Le Canada se souvient du référendum raté sur la souveraineté du Québec de 1995. A moins d’un an d’élections que le Parti québécois pourrait remporter, le dossier revient à l’avant-plan.
Sur le boulevard Saint-Laurent, frontière historique qui sépare les quartiers anglophones à l’ouest et francophones à l’est de Montréal, un groupe de quatre adolescents rit, portant d’immenses drapeaux à fleur de lys sur les épaules. «On veut que le Québec soit indépendant», lance l’un d’eux. Le quatrième, d’origine chinoise, se garde bien de porter un drapeau, ni de soutenir la souveraineté. Le petit groupe véhicule l’image exacte de l’actuelle jeunesse politique de la Belle Province, alors que ses habitants s’apprêtent à commémorer l’anniversaire du référendum raté sur l’indépendance du 30 octobre 1995. Selon un récent sondage de l’institut Crop, 56% des jeunes de 18 à 34 ans sont favorables à la souveraineté du Québec.
Jamais la jeunesse de la province n’a semblé aussi mobilisée, tout au moins depuis les années 1970, lorsque le souverainiste Parti québécois (PQ) a été porté au pouvoir. Le PQ, fondé en 1968, avec pour principal objectif l’indépendance, a tenté, par deux fois, en 1980 et en 1995, de mener sa Belle Province à la souveraineté. Sans succès. «Moins de 50.000 électeurs ont fait la différence. Oui, 49,5%. Non, 50,5%», avait titré le quotidien souverainiste montréalais Le Devoir au lendemain de la défaite indépendantiste de 1995. Fait notable dans une démocratie, 93,5% des électeurs avaient participé au scrutin. La douche fut d’autant plus froide pour les forces péquistes qu’une demi-heure durant, entre 20h30 et 21 heures, la télévision donnait le «oui» gagnant.
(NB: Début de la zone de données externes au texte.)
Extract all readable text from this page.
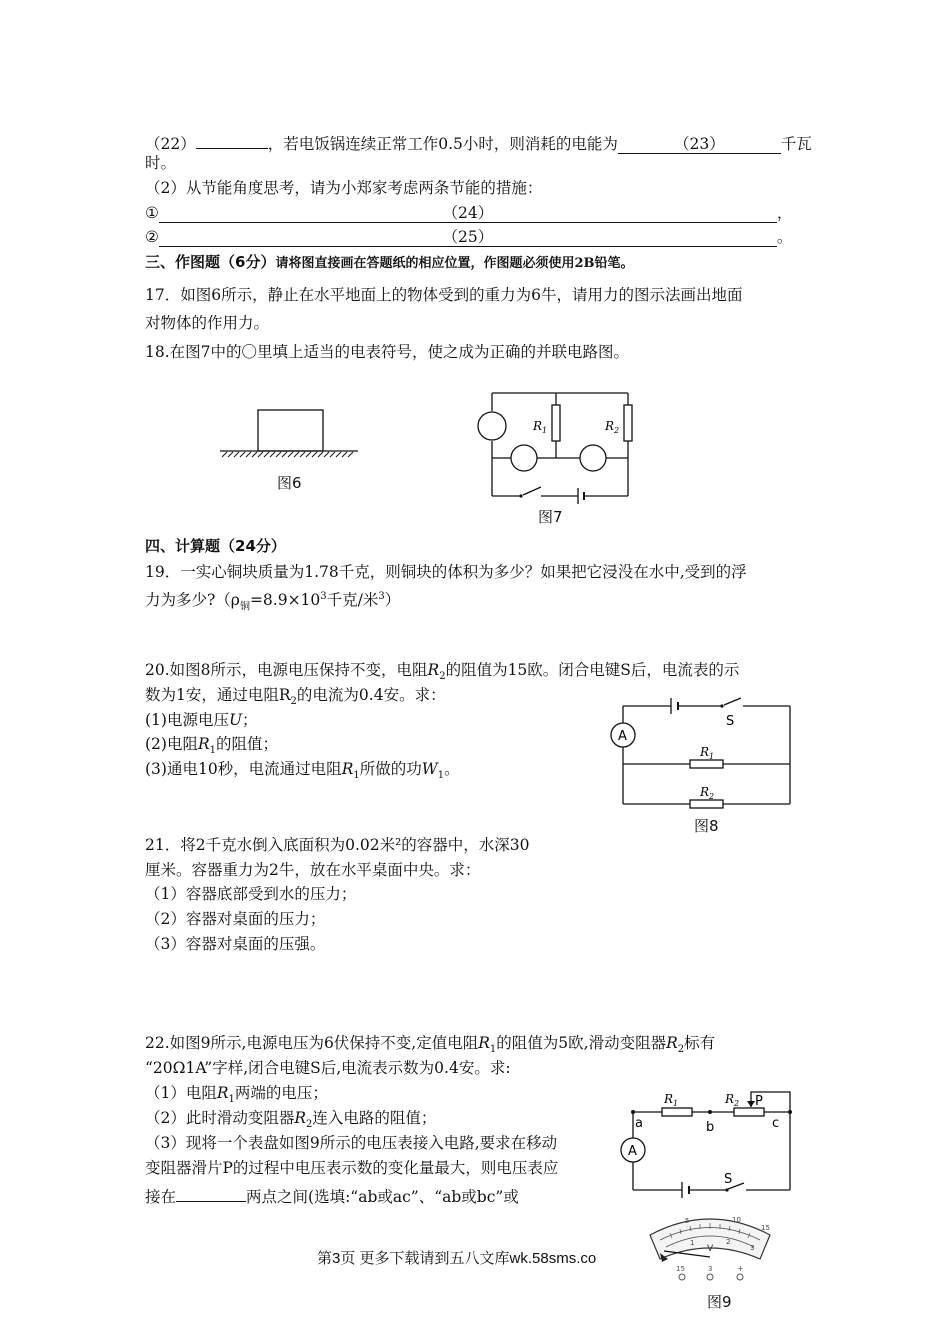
（22）	，若电饭锅连续正常工作0.5小时，则消耗的电能为	（23）	千瓦
时。
（2）从节能角度思考，请为小郑家考虑两条节能的措施：
①	（24）	，
②	（25）	。
三、作图题（6分）请将图直接画在答题纸的相应位置，作图题必须使用2B铅笔。
17．如图6所示，静止在水平地面上的物体受到的重力为6牛，请用力的图示法画出地面
对物体的作用力。
18.在图7中的〇里填上适当的电表符号，使之成为正确的并联电路图。
图6
$R_1$	$R_2$
图7
四、计算题（24分）
19．一实心铜块质量为1.78千克，则铜块的体积为多少？如果把它浸没在水中,受到的浮
力为多少$?(\rho_铜=8.9\times 10^3$千克/米$^3$）
20.如图8所示，电源电压保持不变，电阻$R_2$的阻值为15欧。闭合电键S后，电流表的示
数为1安，通过电阻$R_2$的电流为0.4安。求：
(1)电源电压U；
(2)电阻$R_1$的阻值；
(3)通电10秒，电流通过电阻$R_1$所做的功$W_1$。
A
S
$R_1$
$R_2$
图8
21．将2千克水倒入底面积为0.02米²的容器中，水深30
厘米。容器重力为2牛，放在水平桌面中央。求：
（1）容器底部受到水的压力；
（2）容器对桌面的压力；
（3）容器对桌面的压强。
22.如图9所示,电源电压为6伏保持不变,定值电阻$R_1$的阻值为5欧,滑动变阻器$R_2$标有
“20Ω1A”字样,闭合电键S后,电流表示数为0.4安。求:
（1）电阻$R_1$两端的电压；
（2）此时滑动变阻器$R_2$连入电路的阻值；
（3）现将一个表盘如图9所示的电压表接入电路,要求在移动
变阻器滑片P的过程中电压表示数的变化量最大，则电压表应
接在	两点之间(选填:“ab或ac”、“ab或bc”或
A
$R_1$	$R_2$ P
a	b	c
S
5	10
15
1	2
3
V
15	3	+
图9
第3页 更多下载请到五八文库wk.58sms.co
«L’argent et les votes ethniques»
Pour s’assurer de l’échec de l’indépendance du Québec, Ottawa avait octroyé la citoyenneté canadienne à des dizaines de milliers d’immigrants non francophones, peu favorables à l’indépendance. Le Premier ministre du Québec de l’époque, Jacques Parizeau, furieux du résultat le soir du 30 octobre, avait rappelé que 60% des francophones avaient voté pour l’indépendance. Et d’ajouter: «C’est vrai qu’on a été battus. Au fond, par quoi? Par l’argent, puis des votes ethniques essentiellement.» Le chef du gouvernement visait à la fois les anglophones, jugés plus riches, et les immigrants, très largement attachés à un Canada uni.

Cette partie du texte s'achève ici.